The newly converted Watt would go on to appear in 47 games for the Badgers in his four years as a player, only missing six - five of which he was held out of with a broken foot. It’s odd to say for an FB, but Watt genuinely was a key component of the Wisconsin offense, in his freshman year blocking for Montee Ball during the season in which he set the record for rushing TDs (before it was broken this year by Navy QB and now Ravens WR Keenan Reynolds). The season after, Watt helped block Wisconsin to 283.8 rushing yards per game, and in 2014 (with Melvin Gordon as the starting HB) Wisconsin set a school record 320.1 rushing yards per game.
Gordon left for the NFL in 2015, but Watt stayed on for his Senior year, where he had a career high 15 receptions and 9 rushes for 139 yards and 45 yards respectively. He’d declare for the 2016 NFL Draft, where the Chargers would select him with their second pick in the sixth round.
Watt’s rookie year was mediocre, all things considered. Billed as being some kind of weird savior for Melvin Gordon to revive his career, Watt played in (as expected) just 13.3% of the snaps, while Gordon did just fine without his old FB helping him out. Watt had 2 carries for four yards and four catches for 83 yards (including a 53-yard catch against the Broncos) and added five Special Teams tackles.

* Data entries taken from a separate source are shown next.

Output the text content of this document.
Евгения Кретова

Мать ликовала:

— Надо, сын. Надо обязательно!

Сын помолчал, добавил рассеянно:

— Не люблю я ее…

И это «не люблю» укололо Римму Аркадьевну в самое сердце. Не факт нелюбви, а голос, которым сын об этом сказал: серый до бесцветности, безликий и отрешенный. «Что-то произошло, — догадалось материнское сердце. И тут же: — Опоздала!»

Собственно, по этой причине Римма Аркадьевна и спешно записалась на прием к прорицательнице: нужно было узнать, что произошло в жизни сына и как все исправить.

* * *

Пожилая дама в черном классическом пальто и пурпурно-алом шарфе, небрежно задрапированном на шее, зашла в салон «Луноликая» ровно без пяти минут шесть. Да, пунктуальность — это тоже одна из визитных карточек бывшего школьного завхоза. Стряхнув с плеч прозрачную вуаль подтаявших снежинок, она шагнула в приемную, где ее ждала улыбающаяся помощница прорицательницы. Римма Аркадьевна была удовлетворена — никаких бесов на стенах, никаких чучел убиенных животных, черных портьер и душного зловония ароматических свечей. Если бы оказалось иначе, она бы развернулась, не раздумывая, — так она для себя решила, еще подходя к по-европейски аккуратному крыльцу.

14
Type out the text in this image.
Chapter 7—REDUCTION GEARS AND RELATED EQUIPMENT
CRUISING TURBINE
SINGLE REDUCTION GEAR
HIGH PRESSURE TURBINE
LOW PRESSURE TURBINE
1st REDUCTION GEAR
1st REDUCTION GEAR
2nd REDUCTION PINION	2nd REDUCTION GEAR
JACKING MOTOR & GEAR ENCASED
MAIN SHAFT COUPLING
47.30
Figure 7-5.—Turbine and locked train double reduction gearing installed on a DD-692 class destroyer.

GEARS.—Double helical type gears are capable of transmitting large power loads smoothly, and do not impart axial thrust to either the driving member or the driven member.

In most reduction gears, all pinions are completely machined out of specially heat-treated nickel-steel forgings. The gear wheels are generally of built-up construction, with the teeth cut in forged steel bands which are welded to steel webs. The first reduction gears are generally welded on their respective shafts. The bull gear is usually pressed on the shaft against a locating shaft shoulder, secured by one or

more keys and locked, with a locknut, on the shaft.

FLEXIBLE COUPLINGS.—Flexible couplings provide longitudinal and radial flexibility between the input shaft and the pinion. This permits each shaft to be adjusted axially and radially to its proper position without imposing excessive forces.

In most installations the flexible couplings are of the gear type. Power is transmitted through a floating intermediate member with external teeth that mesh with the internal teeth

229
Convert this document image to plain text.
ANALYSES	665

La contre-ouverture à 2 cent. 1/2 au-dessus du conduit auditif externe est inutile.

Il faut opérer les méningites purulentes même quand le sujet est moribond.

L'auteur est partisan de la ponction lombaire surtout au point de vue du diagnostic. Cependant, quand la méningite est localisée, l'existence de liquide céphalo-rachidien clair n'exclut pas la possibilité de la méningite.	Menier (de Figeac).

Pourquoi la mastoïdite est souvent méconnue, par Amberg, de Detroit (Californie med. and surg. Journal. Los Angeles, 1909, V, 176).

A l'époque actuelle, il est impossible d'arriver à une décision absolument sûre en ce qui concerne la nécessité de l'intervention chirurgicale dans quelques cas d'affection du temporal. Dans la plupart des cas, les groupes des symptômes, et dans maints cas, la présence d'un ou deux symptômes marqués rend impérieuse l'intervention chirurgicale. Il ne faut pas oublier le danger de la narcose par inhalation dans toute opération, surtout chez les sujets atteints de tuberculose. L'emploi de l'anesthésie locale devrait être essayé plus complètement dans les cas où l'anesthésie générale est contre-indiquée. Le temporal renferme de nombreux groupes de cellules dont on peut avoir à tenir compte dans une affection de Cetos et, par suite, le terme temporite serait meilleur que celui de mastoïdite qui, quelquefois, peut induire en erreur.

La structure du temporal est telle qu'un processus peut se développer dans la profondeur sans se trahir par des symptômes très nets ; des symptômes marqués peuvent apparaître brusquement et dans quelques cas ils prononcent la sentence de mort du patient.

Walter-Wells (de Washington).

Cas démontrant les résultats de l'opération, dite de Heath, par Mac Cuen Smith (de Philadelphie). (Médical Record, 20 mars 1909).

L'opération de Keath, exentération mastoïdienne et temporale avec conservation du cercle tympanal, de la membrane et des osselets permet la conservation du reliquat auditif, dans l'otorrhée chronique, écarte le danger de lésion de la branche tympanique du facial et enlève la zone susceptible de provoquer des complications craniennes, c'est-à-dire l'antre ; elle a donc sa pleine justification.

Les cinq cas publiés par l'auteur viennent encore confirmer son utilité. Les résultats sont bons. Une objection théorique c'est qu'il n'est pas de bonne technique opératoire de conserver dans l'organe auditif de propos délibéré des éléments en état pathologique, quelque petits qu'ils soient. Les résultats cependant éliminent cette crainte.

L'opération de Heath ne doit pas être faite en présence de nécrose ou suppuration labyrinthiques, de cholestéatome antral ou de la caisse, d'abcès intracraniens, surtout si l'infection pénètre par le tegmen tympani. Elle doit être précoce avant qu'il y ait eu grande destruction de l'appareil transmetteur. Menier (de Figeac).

My problem with Watt is, in fairness, largely related to my own philosophy of how FBs should be used. Personally, I like my FBs to be a superb run blocker first and foremost, and maybe a guy who can be used as a power back in short yardage situations. That’s not Watt.
He’s a better runner than most FBs, but he’s not someone you’d completely trust to pick up a first down on 3rd and 1, and so his rushing skills are irrelevant. You’re never going to have a formation where Watt is in the game but a true HB isn’t, and I can’t think of a situation where it would be Watt getting the ball to run it outside rather than the HB.
Watt’s a pretty good receiver for an FB, and he’s handy on Special Teams, but he’s just not good enough as a blocker for me to get on board with. He’s good at finding a man to block and making initial contact, but doesn’t have the size to stay engaged with the defender for long enough, and ended up on the floor too often last season. I think it’s fair to assume that Watt will have improved now that he’s had a full NFL season under his belt, so we’ll see how he’s looking when Training Camp and Preseason arrive.
I’m much more of a fan of Watt off the field than I am on it, at least. He spent time in the ‘Badgers Give Back’ Program at Wisconsin to volunteer at a retirement home.
That’s not all Watt did, either. He was a coach at various youth camps, volunteered to help with Special Olympics Bowling, and helped to unload gifts for Christmas Cleaning House, a charity set up to help give Christmas presents to children in need.
Watt seems like a stand-up guy, and I was genuinely happy for him when I saw that he’d gotten engaged earlier this year to Gabriella Justin, a sideline reporter and sports anchor.
I might not like Watt all that much on the field, but you can never complain about having a stand-up guy on your football team, and he did contribute in parts last season. Hopefully, he takes a step forward under new Head Coach Anthony Lynn.